Perhaps for an alternate vision into what Greenaway’s career could have looked like, look no further than The Cook, the Thief, his Wife & her Lover (1989; pictured at the top), starring Michael Gambon and Helen Mirren in career-defining roles. While containing many of the same Baroque flourishes littered throughout his work, its clear message of good versus evil, as well savage criticism of 1980s Thatcherite ethics, gave him his first (and last) real crossover success. Taking place almost entirely within Le Hollandais, a Parisian-style London restaurant, the deep, thick, garish reds of the restaurant — owned by Gambon’s monstrous gangster — is contrasted with a large-scale print of Frans Hals’ The Banquet of the Officers of the St George Militia Company in 1616 hung across the wall. A noble schuttersstuk (group militia portrait), it portrays relaxed men, crammed together at a table, all bearing similar facial expressions while being subtly organised by rank. Unlike The Night Watch, this painting is relatively straightforward, used to ironically juxtapose against the horrors unfolding below.

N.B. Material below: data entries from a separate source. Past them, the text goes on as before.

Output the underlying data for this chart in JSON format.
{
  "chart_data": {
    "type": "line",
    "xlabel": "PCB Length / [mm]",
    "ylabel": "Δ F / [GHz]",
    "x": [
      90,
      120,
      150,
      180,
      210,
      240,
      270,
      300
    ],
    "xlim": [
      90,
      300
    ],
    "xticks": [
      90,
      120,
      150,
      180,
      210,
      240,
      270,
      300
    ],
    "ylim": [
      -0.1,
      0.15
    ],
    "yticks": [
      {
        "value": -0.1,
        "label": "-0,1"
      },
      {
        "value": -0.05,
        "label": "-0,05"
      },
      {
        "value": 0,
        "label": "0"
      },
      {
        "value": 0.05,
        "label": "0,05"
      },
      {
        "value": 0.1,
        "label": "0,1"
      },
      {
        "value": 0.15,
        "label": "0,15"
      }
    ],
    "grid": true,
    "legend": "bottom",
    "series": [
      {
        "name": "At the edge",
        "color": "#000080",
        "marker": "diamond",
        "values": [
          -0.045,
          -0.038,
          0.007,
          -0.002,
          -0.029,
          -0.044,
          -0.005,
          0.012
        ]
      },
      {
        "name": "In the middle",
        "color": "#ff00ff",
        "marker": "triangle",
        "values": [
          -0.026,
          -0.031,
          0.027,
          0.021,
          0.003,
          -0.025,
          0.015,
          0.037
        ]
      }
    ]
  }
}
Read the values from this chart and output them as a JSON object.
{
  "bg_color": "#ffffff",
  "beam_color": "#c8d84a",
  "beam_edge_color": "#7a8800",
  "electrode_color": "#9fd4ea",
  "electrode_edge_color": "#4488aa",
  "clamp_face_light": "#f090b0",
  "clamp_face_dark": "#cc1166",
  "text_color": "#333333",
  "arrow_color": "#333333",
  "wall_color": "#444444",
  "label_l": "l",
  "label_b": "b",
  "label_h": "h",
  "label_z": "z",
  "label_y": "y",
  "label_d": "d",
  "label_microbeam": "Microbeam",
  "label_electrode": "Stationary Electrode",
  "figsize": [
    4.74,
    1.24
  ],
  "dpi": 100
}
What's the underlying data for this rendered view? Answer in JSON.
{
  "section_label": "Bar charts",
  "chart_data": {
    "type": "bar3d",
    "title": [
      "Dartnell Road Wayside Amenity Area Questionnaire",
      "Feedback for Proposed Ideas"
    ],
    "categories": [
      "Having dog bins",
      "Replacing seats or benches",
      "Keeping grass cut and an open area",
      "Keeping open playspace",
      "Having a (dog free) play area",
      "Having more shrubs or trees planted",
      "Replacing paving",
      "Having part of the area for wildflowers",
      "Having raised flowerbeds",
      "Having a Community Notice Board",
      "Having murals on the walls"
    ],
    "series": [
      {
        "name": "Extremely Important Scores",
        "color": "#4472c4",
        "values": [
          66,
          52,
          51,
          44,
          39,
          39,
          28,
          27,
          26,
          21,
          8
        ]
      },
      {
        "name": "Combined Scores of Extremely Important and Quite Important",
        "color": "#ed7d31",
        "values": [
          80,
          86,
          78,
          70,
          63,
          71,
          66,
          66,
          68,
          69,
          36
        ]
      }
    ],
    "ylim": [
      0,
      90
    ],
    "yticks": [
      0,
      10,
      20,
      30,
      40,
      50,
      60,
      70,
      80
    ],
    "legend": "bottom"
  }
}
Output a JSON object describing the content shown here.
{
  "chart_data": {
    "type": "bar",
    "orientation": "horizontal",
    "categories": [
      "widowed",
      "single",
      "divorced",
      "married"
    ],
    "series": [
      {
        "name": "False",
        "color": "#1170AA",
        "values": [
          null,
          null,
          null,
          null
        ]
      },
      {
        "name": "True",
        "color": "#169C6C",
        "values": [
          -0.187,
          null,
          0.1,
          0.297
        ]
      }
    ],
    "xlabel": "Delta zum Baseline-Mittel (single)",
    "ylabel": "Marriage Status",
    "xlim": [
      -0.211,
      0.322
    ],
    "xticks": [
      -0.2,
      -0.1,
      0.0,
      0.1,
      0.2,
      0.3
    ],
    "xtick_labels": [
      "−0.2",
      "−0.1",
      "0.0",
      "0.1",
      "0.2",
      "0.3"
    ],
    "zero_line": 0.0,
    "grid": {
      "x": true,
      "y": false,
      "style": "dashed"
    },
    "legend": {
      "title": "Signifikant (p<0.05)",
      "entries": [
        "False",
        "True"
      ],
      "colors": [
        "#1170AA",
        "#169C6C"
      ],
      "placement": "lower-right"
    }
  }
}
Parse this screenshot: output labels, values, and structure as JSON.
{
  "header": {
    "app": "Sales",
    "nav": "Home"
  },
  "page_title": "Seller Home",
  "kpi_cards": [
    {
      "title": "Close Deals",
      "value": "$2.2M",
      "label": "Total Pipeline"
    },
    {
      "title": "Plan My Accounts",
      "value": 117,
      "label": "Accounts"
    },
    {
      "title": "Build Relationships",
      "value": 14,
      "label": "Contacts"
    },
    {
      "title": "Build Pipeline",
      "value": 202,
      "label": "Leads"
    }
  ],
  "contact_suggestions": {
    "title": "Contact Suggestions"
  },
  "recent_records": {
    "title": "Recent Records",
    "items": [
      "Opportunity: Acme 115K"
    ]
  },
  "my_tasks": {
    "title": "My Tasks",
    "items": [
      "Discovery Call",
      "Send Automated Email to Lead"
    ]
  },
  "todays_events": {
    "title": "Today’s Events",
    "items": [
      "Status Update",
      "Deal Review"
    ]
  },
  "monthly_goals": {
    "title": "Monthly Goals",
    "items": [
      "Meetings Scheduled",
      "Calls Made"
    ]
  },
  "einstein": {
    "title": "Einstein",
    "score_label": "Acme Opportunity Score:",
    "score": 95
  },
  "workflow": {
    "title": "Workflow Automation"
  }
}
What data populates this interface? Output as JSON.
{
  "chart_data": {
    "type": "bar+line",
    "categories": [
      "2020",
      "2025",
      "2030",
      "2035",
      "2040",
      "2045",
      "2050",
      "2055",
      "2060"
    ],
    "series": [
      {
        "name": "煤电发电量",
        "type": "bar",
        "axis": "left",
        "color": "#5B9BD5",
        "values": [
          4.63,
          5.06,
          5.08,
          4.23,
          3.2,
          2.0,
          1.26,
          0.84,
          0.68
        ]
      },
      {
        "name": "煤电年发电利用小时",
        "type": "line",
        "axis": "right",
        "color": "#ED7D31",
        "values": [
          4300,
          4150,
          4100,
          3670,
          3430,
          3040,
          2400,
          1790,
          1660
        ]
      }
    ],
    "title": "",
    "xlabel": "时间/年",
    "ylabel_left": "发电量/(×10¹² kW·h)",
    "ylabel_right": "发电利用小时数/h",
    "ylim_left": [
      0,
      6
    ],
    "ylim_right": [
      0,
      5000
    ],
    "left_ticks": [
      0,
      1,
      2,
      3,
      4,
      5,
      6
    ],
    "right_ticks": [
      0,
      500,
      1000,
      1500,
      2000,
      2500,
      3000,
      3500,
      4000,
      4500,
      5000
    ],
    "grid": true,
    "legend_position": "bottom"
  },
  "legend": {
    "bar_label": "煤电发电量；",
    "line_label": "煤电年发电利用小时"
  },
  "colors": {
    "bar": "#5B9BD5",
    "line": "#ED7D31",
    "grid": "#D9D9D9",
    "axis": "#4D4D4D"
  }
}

It’s a simple, clear and evocative juxtaposition, one from which meaning can be gleaned straightaway, helping The Cook, the Thief, His Wife & Her Lover — telling a devastating story of infidelity, love, jealousy and revenge — draw its immense emotional power. What to make of the puzzling fact that his best film has the strongest narrative drive, with a clear beginning, middle and end lending it an emotional heart absent from his other works? It was by far his biggest success, and with the goodwill lent to him, perhaps he could’ve bridged the arthouse and the mainstream in a way we see today with Yorgos Lanthimos — who copied many of the mannerisms of The Draughtsman’s Contract with The Favourite (2018). But Greenaway burrowed further into esotericism and obsession, innovating with multi-layered frames in Prospero’s Books (1991) and The Pillow Book (1996; pictured below) before embarking on the dense, multimedia work of The Tulse Luper Suitcases (2003-04), which encompassed an online game, 92 CD-ROMs, four feature films and a 16-episode TV series.

Post The Cook, the Thief, His Wife and Her Lover, his images are not merely connected with story; they overwhelm and consume all sense of narrative. The eponymous library in Prospero’s Books is one place created with remarkable density: a huge renaissance-style recreation caught in an epic opening pan reminiscent of a large-scale painting. And like Prospero’s vast library, Greenaway’s work is best watched (and re-watched) with that cinema-killing remote control close by, in order to pause and reflect upon each densely populated frame.

Beyond the silver screen

Through his lectures and numerous art installations, he postulates ways of imagining film without a frame, wanting to liberate cinema from its so-called “nocturnal environment” and bring it out into another, perhaps more artistically valuable, dimension. Now, with the rise of digital techniques — the sophistication of which is marked quite significantly by the technological improvements between the use of super-imposed images in A TV Dante (1991) and Goltzius and The Pelican Company (2012) — we see the huge potential for cinema to keep on innovating.

Aided by the coronavirus crisis, the dominance of the traditional two-hour feature “symphony” is waning, making creatives across the world search for new forms of expression — from Zoom-only shorts, to screen-life features, to films shot entirely through social media apps. One can see today the ways in which Peter Greenaway’s predictions are slowly coming true. The image is definitely evolving, just not in the painting-influenced way he hoped for.